Rabu 09 Mar 2022 00:45 WIB

Bagaimana Stres Orang Tua Bisa Pengaruhi Kesehatan Anak?

Banyak orang tua stres di masa pandemi.

Rep: Eva Rianti/ Red: Muhammad Hafil
 Bagaimana Stres Orang Tua Bisa Pengaruhi Kesehatan Anak?. Foto:  Stres (ilustrasi)
Foto: Pixnio
Bagaimana Stres Orang Tua Bisa Pengaruhi Kesehatan Anak?. Foto: Stres (ilustrasi)

REPUBLIKA.CO.ID,WASHINGTON – Di tengah kondisi pandemi Covid-19, masalah kesehatan mental menjadi sangat umum terjadi, terutama bagi kalangan orang tua.

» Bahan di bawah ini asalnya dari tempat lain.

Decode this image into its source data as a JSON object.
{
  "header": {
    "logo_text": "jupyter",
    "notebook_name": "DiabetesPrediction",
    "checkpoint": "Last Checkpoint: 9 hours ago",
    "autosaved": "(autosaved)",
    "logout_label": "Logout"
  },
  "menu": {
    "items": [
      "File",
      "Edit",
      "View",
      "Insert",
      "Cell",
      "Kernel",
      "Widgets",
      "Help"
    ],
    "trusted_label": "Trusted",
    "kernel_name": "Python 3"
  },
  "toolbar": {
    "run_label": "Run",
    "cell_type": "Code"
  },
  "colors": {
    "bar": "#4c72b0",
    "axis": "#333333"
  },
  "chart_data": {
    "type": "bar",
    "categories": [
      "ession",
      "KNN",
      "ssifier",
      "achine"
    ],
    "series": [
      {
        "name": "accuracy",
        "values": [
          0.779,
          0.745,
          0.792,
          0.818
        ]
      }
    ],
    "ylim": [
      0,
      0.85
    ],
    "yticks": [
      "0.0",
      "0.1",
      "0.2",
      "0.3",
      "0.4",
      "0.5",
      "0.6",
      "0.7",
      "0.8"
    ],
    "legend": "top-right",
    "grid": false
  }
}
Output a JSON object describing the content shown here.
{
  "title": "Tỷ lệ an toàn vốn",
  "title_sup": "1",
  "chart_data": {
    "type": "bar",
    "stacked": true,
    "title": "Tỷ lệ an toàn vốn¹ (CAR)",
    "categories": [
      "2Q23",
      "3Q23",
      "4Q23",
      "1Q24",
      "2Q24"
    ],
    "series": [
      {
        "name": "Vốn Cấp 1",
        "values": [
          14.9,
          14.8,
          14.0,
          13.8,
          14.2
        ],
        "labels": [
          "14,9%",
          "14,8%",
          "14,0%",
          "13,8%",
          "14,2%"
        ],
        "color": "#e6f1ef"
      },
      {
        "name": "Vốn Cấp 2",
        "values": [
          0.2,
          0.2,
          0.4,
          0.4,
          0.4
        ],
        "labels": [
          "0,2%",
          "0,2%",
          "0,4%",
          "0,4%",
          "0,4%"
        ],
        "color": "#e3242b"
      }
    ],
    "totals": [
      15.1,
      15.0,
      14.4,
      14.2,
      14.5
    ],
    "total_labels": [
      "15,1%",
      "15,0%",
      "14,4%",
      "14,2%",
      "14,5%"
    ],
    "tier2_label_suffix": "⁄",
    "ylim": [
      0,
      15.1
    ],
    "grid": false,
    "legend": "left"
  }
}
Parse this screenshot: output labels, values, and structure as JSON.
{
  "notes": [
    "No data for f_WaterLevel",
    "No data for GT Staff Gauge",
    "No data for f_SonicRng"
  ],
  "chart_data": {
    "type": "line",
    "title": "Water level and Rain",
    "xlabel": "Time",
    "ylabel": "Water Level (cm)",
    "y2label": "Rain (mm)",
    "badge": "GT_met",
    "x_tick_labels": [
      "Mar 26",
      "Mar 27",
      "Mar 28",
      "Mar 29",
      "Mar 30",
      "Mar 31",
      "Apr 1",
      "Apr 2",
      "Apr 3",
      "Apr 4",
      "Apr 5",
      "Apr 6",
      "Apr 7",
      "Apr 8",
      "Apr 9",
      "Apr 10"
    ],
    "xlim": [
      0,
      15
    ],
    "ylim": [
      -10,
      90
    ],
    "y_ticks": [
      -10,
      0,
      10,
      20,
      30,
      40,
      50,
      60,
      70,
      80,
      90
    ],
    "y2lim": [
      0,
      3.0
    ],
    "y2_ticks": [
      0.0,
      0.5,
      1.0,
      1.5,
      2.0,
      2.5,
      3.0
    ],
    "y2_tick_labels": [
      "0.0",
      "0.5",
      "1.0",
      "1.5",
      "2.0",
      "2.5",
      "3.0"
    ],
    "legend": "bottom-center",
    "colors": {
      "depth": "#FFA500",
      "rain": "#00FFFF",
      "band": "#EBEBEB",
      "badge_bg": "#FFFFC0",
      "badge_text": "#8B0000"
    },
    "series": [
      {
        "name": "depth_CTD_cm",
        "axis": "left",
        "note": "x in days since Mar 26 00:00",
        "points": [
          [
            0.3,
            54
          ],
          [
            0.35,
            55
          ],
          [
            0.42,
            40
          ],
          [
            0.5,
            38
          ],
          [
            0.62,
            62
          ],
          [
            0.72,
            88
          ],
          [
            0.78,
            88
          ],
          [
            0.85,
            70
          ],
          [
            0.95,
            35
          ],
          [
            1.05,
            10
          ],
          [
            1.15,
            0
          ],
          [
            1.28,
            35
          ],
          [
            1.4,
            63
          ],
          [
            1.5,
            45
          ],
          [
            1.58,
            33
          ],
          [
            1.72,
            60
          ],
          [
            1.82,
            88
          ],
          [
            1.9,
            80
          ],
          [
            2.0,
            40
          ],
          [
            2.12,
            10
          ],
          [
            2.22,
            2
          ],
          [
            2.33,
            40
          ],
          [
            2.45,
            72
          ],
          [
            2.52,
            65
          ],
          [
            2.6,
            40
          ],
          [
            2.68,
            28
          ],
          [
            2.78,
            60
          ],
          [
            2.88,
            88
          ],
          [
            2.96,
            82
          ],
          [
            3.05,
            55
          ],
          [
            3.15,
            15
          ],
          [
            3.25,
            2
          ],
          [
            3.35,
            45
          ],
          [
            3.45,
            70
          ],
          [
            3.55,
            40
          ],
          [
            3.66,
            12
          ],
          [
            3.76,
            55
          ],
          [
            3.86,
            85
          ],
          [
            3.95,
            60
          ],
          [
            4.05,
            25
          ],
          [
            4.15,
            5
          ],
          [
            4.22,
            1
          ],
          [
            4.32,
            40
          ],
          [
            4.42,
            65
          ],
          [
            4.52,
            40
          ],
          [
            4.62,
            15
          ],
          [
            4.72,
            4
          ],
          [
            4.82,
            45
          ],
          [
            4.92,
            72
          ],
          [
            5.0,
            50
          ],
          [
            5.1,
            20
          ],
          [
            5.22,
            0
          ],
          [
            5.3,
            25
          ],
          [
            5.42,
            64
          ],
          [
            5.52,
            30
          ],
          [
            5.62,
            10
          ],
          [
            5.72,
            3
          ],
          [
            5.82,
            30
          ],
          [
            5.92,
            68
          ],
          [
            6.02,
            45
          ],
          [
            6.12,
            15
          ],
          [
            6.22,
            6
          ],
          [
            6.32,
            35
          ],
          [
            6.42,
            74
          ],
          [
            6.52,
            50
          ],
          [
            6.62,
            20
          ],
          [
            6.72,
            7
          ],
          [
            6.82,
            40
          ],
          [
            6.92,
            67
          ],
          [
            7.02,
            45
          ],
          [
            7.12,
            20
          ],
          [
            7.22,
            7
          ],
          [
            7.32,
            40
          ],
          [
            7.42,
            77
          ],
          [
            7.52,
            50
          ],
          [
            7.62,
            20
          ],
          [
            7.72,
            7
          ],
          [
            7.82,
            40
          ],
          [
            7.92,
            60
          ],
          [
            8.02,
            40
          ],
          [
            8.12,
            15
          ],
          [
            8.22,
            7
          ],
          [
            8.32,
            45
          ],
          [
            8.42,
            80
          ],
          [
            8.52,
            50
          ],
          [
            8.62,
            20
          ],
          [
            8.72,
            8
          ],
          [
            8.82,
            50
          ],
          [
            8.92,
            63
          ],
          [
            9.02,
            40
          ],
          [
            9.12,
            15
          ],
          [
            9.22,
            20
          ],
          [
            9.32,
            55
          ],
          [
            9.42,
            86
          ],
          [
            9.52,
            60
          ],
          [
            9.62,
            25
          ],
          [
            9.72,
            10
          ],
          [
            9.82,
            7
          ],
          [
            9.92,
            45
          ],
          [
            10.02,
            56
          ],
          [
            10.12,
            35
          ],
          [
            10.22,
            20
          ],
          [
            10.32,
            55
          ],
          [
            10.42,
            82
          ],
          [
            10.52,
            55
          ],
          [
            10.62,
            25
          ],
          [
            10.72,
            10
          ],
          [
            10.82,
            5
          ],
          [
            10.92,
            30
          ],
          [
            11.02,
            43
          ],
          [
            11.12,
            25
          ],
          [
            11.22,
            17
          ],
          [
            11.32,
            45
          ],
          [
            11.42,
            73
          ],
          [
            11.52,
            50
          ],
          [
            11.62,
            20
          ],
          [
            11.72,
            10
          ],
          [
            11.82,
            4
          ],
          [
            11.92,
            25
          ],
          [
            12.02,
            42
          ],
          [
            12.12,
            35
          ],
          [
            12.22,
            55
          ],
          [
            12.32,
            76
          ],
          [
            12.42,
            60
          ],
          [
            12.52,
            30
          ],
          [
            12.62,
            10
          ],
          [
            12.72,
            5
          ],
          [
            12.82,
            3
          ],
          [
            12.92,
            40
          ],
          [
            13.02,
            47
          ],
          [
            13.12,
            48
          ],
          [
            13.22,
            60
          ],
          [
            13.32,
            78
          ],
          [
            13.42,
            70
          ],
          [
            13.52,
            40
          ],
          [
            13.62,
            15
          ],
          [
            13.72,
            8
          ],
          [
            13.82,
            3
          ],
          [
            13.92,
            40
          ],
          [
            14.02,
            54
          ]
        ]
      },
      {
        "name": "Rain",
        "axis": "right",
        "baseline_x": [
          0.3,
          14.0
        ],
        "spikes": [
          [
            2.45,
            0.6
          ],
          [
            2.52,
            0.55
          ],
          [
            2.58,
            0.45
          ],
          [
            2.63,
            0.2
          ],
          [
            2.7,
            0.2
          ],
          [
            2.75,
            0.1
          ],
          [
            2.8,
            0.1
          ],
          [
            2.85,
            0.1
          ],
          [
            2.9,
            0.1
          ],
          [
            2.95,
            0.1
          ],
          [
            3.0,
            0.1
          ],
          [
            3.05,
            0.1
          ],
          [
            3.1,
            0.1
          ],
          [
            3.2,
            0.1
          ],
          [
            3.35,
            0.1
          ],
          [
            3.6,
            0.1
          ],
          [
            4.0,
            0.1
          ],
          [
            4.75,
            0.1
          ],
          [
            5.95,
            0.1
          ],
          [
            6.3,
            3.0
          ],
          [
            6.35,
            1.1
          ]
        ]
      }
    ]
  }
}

Para peneliti menyebutkan, kondisi stres orang tua dapat memengaruhi kondisi kesehatan anak, seperti penurunan fungsi otak janin anak.

Ilmuwan Bayi sekaligus Psikolog dari Rutgers University, Vanessa LoBue dalam Psychology Today mengatakan, meskipun kita hidup di masa yang belum pernah terjadi sebelumnya, stres kronis atau stress yang terus-menerus dan berlebihan untuk jangka waktu yang lama bukanlah hal baru. Individu yang mengalami trauma, seperti pengungsi yang mencoba melarikan diri dari pemerintahan yang menindas, atau keluarga yang berjuang dengan kemiskinan, hidup dengan stres kronis selama bertahun-tahun bahkan puluhan tahun. Akibatnya, para peneliti telah menyelidiki efek stres orang tua pada anak-anak mereka.

Baca Juga

Penelitian klasik telah menunjukkan bahwa anak-anak yang tinggal di lingkungan yang penuh tekanan dapat berakhir dengan segala macam masalah perilaku dan emosional di beberapa titik selama perkembangan. Misalnya, kecemasan orang tua dan stres rumah tangga telah dikaitkan dengan masalah emosional anak termasuk masalah perilaku, agresi, kecemasan, dan depresi (Fields et al., 2021).

Stres ibu juga telah dikaitkan dengan faktor-faktor pada masa bayi yang memprediksi kecemasan di kemudian hari seiring bertambahnya usia bayi. Yaitu temperamen yang sulit atau temperamen yang ditandai dengan banyak emosi negatif. Selanjutnya, kecemasan dan depresi ibu dikaitkan dengan impulsif anak-anak dan masalah dengan perhatian (Van den Bergh, et al., 2017).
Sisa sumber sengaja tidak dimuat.